I think it’s always good to go to somewhere different to experience something else. I think as much as it’s a nice idea to stay in one job once you’ve qualified, I don’t necessarily think it’s a good idea because you don’t know anything different. [In Australia] it was the same sort of culture, pretty much. Some things I’d be like, ‘do you not do it like this?’, and they’d say ‘no’ but it’s just little differences. Main procedures and stuff pretty much all the same. The hospital set-ups and the hierarchies are very much the same.

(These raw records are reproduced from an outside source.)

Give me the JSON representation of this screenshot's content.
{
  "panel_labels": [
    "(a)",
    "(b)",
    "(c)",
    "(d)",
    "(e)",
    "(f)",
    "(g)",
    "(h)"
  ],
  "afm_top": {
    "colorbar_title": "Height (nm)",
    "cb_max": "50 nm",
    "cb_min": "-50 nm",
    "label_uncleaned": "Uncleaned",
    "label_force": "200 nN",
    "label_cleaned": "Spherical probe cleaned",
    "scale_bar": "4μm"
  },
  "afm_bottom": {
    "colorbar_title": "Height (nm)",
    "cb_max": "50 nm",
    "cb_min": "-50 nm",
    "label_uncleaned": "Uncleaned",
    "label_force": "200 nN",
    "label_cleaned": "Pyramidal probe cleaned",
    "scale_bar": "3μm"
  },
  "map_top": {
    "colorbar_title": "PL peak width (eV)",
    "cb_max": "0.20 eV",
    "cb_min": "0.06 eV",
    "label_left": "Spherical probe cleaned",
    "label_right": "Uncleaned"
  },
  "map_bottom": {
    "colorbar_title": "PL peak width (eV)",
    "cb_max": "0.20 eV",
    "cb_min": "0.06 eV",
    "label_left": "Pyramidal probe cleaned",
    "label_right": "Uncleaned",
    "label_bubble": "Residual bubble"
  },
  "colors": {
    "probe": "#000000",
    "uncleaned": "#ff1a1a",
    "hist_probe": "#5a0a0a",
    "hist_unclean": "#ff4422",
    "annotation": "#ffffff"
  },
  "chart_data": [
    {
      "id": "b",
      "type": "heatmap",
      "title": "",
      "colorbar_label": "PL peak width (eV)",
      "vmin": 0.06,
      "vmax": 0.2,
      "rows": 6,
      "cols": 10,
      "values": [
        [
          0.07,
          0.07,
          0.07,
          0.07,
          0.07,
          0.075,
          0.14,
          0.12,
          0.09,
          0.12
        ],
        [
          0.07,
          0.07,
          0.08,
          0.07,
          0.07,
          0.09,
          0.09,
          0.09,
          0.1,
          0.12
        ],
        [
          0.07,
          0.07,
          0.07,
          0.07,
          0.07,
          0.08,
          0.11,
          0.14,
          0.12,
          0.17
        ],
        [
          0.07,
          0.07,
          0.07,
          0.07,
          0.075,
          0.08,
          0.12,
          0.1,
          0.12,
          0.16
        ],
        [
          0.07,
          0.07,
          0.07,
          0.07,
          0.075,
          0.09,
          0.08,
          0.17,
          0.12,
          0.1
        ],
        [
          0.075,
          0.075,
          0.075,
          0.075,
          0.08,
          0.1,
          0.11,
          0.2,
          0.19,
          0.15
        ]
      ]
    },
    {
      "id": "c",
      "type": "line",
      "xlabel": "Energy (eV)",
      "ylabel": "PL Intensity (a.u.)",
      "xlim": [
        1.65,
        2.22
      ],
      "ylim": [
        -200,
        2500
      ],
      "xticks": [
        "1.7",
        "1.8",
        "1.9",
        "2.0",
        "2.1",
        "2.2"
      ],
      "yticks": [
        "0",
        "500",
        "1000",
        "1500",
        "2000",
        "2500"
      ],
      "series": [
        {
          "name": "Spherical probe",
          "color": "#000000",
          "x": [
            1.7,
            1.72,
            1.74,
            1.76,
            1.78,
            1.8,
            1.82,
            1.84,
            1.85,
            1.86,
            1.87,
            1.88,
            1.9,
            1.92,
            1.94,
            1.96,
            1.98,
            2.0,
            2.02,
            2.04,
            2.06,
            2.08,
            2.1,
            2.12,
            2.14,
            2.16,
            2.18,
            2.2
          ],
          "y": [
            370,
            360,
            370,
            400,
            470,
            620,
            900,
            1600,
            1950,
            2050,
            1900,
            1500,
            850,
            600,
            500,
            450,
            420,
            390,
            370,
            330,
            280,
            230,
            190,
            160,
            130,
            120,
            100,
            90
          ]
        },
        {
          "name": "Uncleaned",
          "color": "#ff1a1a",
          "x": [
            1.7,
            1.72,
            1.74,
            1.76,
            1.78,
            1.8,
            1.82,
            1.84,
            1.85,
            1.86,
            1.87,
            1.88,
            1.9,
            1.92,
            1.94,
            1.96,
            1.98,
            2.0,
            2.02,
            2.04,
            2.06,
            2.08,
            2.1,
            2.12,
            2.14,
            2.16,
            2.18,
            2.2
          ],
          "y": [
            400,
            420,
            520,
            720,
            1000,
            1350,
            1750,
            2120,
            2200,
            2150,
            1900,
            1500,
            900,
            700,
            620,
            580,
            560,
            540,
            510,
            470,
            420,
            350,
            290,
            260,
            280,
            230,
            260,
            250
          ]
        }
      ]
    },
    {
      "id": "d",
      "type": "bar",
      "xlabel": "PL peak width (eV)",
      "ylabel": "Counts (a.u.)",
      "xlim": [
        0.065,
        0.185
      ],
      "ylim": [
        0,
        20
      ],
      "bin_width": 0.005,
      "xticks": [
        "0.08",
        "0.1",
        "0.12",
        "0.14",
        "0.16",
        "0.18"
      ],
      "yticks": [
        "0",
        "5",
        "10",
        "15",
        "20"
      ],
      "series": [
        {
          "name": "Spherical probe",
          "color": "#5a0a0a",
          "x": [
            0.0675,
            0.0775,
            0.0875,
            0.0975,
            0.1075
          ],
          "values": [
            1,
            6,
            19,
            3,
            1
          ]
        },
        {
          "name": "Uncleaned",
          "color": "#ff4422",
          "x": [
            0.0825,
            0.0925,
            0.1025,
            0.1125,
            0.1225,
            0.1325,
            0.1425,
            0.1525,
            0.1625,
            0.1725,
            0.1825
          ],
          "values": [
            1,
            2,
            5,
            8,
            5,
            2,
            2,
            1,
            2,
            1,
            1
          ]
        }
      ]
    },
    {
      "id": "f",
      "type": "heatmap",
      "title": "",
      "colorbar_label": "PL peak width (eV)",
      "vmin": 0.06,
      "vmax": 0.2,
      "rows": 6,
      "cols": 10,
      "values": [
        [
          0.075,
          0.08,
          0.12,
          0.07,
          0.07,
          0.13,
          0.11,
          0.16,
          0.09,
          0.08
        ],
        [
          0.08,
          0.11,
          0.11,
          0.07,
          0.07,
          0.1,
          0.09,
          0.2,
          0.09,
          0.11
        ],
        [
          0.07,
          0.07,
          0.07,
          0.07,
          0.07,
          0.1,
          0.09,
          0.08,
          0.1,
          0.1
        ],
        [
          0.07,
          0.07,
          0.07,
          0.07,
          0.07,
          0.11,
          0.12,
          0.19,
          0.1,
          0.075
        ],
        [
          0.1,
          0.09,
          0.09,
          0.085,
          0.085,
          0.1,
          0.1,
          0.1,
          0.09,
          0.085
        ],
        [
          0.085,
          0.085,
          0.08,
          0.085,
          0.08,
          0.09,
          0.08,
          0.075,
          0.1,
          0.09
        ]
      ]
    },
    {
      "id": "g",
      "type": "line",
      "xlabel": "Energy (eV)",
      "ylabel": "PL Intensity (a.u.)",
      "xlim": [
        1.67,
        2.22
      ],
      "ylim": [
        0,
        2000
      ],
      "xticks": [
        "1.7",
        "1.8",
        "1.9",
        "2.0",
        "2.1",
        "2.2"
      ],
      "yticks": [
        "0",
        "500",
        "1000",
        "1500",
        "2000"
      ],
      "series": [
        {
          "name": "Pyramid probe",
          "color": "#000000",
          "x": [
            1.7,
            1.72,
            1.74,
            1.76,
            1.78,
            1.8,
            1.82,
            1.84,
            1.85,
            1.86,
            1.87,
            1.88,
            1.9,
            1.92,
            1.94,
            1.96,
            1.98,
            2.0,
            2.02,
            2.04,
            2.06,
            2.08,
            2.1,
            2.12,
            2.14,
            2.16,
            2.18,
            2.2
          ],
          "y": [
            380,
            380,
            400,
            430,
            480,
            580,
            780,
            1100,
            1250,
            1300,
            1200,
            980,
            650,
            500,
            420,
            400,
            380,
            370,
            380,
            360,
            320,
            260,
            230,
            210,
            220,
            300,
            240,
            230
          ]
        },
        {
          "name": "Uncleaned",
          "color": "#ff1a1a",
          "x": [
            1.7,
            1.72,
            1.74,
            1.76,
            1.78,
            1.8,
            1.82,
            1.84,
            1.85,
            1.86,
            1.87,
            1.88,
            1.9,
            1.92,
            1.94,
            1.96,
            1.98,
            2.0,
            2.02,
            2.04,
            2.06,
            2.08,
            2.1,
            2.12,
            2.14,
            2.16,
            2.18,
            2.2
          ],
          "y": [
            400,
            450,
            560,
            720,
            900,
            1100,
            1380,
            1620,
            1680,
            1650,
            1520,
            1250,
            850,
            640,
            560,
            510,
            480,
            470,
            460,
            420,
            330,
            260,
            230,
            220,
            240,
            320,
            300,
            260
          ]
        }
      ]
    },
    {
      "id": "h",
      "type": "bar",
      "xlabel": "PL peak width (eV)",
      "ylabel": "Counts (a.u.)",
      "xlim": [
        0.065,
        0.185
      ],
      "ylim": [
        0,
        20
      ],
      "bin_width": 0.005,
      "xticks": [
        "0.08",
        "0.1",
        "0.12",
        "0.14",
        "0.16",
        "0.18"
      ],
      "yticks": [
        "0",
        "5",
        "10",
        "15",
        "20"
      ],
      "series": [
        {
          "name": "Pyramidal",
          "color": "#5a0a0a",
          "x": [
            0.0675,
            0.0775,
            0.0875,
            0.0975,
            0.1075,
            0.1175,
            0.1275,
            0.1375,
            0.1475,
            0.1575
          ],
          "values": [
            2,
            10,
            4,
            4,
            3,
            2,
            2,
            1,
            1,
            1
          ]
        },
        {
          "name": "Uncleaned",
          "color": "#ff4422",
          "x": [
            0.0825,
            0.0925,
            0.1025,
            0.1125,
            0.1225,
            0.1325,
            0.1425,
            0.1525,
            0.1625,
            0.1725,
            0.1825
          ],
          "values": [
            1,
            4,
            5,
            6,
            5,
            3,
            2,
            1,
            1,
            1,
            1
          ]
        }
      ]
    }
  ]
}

A meeting with UK midwives in Australia suggested that, from a midwifery perspective, the work in Australia was less challenging than their previous work in the UK, as midwives had less autonomy in that setting. This can be contrasted with the situation described by midwives in New Zealand which has witnessed a marked policy shift in favour of independent midwives practicing with a very high degree of autonomy.Footnote 10

Disengaging with the system one is familiar with facilitates a level of (comparative) systems-thinking that health professionals are less likely to engage in in the absence of mobility. The MOVE project did not set out to explicitly compare experiences in high- and low-resource settings and future research may prove highly valuable particularly if it is able to address experiences in areas such as the remote Australian outback. For now, we can conclude that placements in high-resource settings are less likely to present the opportunities for clinical practice or leadership that are associated with low-resource settings, and they are far more likely to act as a precursor to longer-term stays and potential settlement given the relative attractiveness of positions.

Summary

This chapter has rehearsed some of the potential externality effects of international placements in low-resource settings. The most important of these concerns the financial costs of providing staff cover for NHS employees in the current human resource crisis. In addition to this, there are risks associated with such placements and it is essential that they are exposed and discussed. In practice, the perception of risk is a far greater barrier to placements than actual or inherent risks often exacerbated by forms of moral panic and lack of contextual knowledge. Risk mitigation through effective project organisation and volunteer management can significantly reduce residual risks and balance the relationship between risk management and optimal learning.

The final chapter summarises the discussion presented so far and concludes with a presentation of the Volunteer Deployment Model developed and continually refined in the course of the Sustainable Volunteering Project.